Native Scottish crabapple in front of a cultivated apple
A native Scottish crabapple in front of a cultivated apple (Image: Max Coleman, Royal Botanic Garden Edinburgh)

The apples of Heavenly Mountain

Scientists studying apple DNA have traced the origin of our domestic apple to Asia. In the forests of the Heavenly Mountain (Tian Shan) the Central Asian wild apple can look much like our familiar fruit. Thousands of years ago people and animals on Heavenly Mountain picked the largest, sweetest fruit. This was the first step on the road to domestication.

Along the Silk Road

People and animals spread apples as they travelled. An ancient trading route called the Silk Road passed from China to Turkey through the Tian Shan mountains. People travelling this route picked up apples to eat along their journey, bringing the Central Asian apple west. Discarded seeds from these Silk Road apples grew into trees, and these crossed naturally with wild apple species in Siberia, the Caucasus and Europe (remember Scotland’s native apple?) enabling apples to adapt and adding genetic variability.

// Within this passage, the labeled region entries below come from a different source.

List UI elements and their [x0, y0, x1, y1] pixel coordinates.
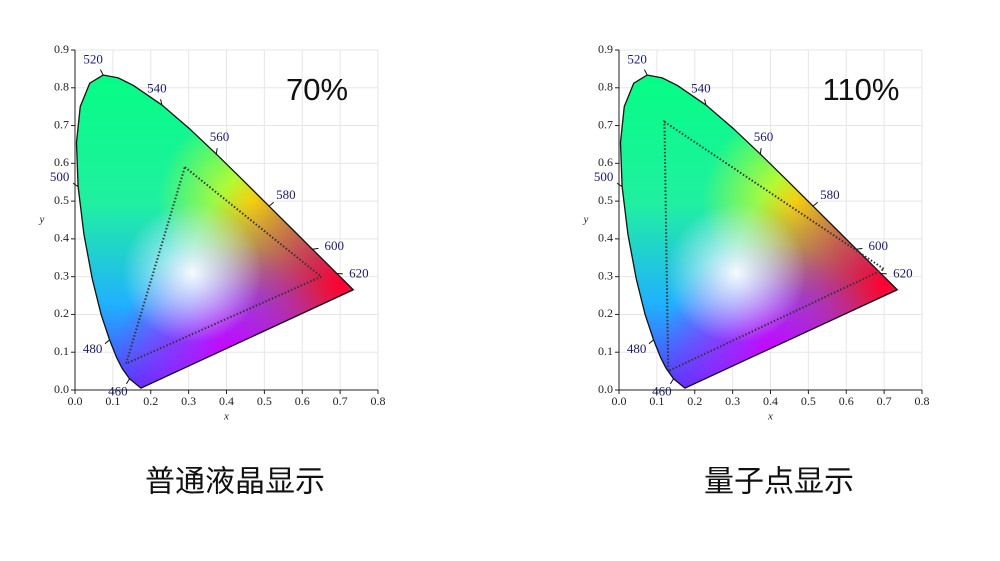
x-tick-label: 0.7: [333, 394, 348, 408]
y-tick-label: 0.5: [54, 193, 69, 207]
y-tick-label: 0.8: [598, 80, 613, 94]
wavelength-label: 620: [893, 265, 913, 280]
y-tick-label: 0.1: [598, 344, 613, 358]
y-tick-label: 0.0: [54, 382, 69, 396]
x-tick-label: 0.5: [801, 394, 816, 408]
y-tick-label: 0.1: [54, 344, 69, 358]
wavelength-tick: [216, 148, 217, 154]
percent-label: 70%: [286, 72, 348, 107]
wavelength-tick: [813, 202, 818, 206]
wavelength-tick: [105, 340, 110, 344]
wavelength-label: 620: [349, 265, 369, 280]
wavelength-tick: [100, 70, 103, 75]
y-tick-label: 0.7: [54, 117, 69, 131]
x-tick-label: 0.4: [763, 394, 778, 408]
caption: 量子点显示: [704, 465, 854, 500]
x-tick-label: 0.1: [649, 394, 664, 408]
color-white: [666, 203, 806, 343]
wavelength-label: 480: [627, 341, 647, 356]
wavelength-label: 600: [325, 238, 345, 253]
wavelength-label: 580: [276, 187, 296, 202]
x-tick-label: 0.6: [839, 394, 854, 408]
caption: 普通液晶显示: [145, 465, 325, 500]
wavelength-label: 520: [627, 52, 647, 67]
wavelength-label: 560: [754, 129, 774, 144]
y-tick-label: 0.6: [54, 155, 69, 169]
x-tick-label: 0.3: [725, 394, 740, 408]
x-tick-label: 0.3: [181, 394, 196, 408]
y-tick-label: 0.9: [54, 42, 69, 56]
wavelength-tick: [644, 70, 647, 75]
y-tick-label: 0.9: [598, 42, 613, 56]
x-tick-label: 0.2: [687, 394, 702, 408]
wavelength-label: 560: [210, 129, 230, 144]
y-tick-label: 0.6: [598, 155, 613, 169]
x-axis-label: x: [223, 411, 229, 423]
y-tick-label: 0.3: [54, 268, 69, 282]
wavelength-label: 600: [869, 238, 889, 253]
wavelength-tick: [617, 183, 622, 186]
y-tick-label: 0.7: [598, 117, 613, 131]
wavelength-label: 500: [594, 169, 614, 184]
wavelength-label: 480: [83, 341, 103, 356]
y-tick-label: 0.3: [598, 268, 613, 282]
x-tick-label: 0.1: [105, 394, 120, 408]
x-tick-label: 0.0: [612, 394, 627, 408]
x-tick-label: 0.7: [877, 394, 892, 408]
wavelength-tick: [73, 183, 78, 186]
y-axis-label: y: [583, 214, 589, 226]
x-tick-label: 0.8: [371, 394, 386, 408]
wavelength-label: 540: [147, 80, 167, 95]
y-tick-label: 0.0: [598, 382, 613, 396]
y-axis-label: y: [39, 214, 45, 226]
x-tick-label: 0.4: [219, 394, 234, 408]
x-axis-label: x: [767, 411, 773, 423]
percent-label: 110%: [823, 72, 900, 107]
y-tick-label: 0.4: [598, 231, 613, 245]
wavelength-tick: [649, 340, 654, 344]
x-tick-label: 0.0: [68, 394, 83, 408]
y-tick-label: 0.8: [54, 80, 69, 94]
wavelength-label: 500: [50, 169, 70, 184]
wavelength-tick: [312, 248, 318, 249]
y-tick-label: 0.4: [54, 231, 69, 245]
y-tick-label: 0.5: [598, 193, 613, 207]
wavelength-tick: [269, 202, 274, 206]
x-tick-label: 0.6: [295, 394, 310, 408]
gamut-colors: [75, 50, 490, 462]
wavelength-label: 540: [691, 80, 711, 95]
color-white: [122, 203, 262, 343]
x-tick-label: 0.5: [257, 394, 272, 408]
x-tick-label: 0.8: [915, 394, 930, 408]
wavelength-tick: [760, 148, 761, 154]
wavelength-tick: [856, 248, 862, 249]
x-tick-label: 0.2: [143, 394, 158, 408]
wavelength-label: 520: [83, 52, 103, 67]
y-tick-label: 0.2: [598, 306, 613, 320]
y-tick-label: 0.2: [54, 306, 69, 320]
wavelength-label: 580: [820, 187, 840, 202]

A pass through the Tian Shan mountains in modern Kyrgyzstan
A pass through the Tian Shan mountains in modern Kyrgyzstan (Ninara, Flickr)

An explosion of names

A eureka moment in the apple’s domestication was how to deal with the unpredictable characteristics of trees grown from pips. The solution was cloning trees with tasty fruit by a process called grafting; something that was mastered by Roman times and led to the naming of cultivated varieties (cultivars). More than 7,000 apple varieties are known worldwide!

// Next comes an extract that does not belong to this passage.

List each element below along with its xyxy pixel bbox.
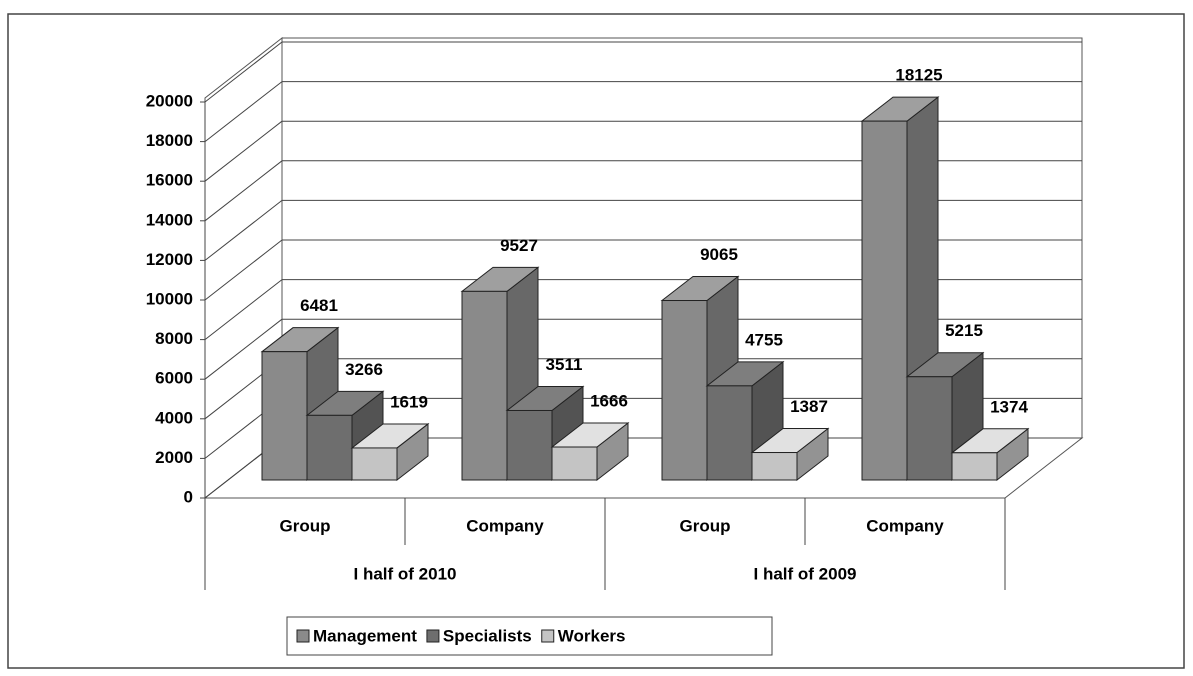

huge variety of apples on display at the Royal Botanic Garden Edinburgh's 2021 Harvest Festival
Just some of the huge variety of apples on display at the Royal Botanic Garden Edinburgh’s 2021 Harvest Festival (Image: Jack Monagahan, Darwin Tree of Life)

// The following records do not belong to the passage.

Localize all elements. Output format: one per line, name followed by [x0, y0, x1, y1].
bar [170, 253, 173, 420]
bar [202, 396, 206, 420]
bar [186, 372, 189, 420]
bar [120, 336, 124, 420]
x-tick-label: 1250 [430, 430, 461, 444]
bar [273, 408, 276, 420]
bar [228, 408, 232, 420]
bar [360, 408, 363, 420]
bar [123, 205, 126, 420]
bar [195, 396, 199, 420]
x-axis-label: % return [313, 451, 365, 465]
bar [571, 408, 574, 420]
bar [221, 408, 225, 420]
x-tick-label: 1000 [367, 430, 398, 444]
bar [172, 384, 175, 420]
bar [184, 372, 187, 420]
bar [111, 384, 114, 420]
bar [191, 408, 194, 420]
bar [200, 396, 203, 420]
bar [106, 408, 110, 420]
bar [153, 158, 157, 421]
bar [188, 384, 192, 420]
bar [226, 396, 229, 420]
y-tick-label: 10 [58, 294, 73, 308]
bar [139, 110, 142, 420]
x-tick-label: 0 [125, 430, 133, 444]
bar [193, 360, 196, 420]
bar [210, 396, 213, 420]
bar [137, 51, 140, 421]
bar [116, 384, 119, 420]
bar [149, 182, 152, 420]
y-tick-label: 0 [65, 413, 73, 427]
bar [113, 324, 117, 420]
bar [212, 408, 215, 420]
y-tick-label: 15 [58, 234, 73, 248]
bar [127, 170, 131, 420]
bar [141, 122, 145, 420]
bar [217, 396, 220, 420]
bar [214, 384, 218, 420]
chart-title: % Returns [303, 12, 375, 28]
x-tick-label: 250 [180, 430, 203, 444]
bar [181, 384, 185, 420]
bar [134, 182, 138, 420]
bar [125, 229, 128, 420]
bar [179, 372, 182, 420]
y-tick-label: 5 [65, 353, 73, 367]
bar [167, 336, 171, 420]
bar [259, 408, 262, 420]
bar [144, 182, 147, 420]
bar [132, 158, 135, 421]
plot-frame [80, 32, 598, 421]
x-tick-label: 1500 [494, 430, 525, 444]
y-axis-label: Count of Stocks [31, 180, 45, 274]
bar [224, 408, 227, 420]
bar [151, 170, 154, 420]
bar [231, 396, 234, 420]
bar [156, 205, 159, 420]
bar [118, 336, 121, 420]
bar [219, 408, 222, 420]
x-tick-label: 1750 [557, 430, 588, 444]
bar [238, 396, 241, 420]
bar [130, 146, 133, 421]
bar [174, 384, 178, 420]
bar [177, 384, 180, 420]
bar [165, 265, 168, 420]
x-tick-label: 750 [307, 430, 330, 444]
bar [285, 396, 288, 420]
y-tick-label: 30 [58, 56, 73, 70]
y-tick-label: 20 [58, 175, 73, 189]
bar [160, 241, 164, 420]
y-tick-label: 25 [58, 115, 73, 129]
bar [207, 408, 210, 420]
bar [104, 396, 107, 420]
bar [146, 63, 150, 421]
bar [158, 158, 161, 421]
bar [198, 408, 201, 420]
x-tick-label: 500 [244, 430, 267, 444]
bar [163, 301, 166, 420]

Keeping it in the family tree

Apples are in the rose family, which includes many familiar fruits. Apples and some other close relatives have what is called a pome fruit. Pomes have one or more seeds surrounded by a fleshy covering that attracts animals to eat the fruit and disperse the seeds. Until the last few decades the only way to understand the relationships between these different fruits was by direct observation, but scientists can now use DNA to improve their family trees.

Cracking the code

The entire genetic “blueprint” of an apple, known as its genome, was first published in 2010. By analysing and comparing genomes from different apples, scientists can improve our understanding of the genes responsible for qualities like flavour and disease resistance. We can use this knowledge to have greater control over apple breeding and farming techniques. Darwin Tree of Life is continuing this work, and the data produced will help examine the relatedness and origins of apples. Useful genes may be found in wild apples and among the thousands of cultivated varieties.

Max Brown, a bioinformatician on the DToL project, talks apples with visitors to Harvest Festival visitors
Max Brown, a bioinformatician on the DToL project, talks about apples with Harvest Festival visitors (Image: Jack Monaghan, Darwin Tree of Life)

A whole lot of lab

Twenty-five cultivars from the Garden’s apple collection have been successfully sequenced as part of the project. To sequence the DNA of our apple varieties, leaves from the Garden’s apples were collected and sent to the Wellcome Sanger Institute in Cambridgeshire. Sugars and proteins, as well as other chemicals in the leaves, were removed and the long strands of DNA were carefully extracted. High-powered machines are then used to read the millions of letters of the apples’ DNA.

Apples of tomorrow

The DNA extraction and genome sequencing of the Garden’s apples will allow us to deeply investigate genetic diversity between varieties. Where exactly in the genome do we see differences? How does this impact the physical tree and fruit? By unpicking the secrets of our apples’ history, as recorded in their DNA, we can understand and protect the incredible diversity of these fruits for generations to come.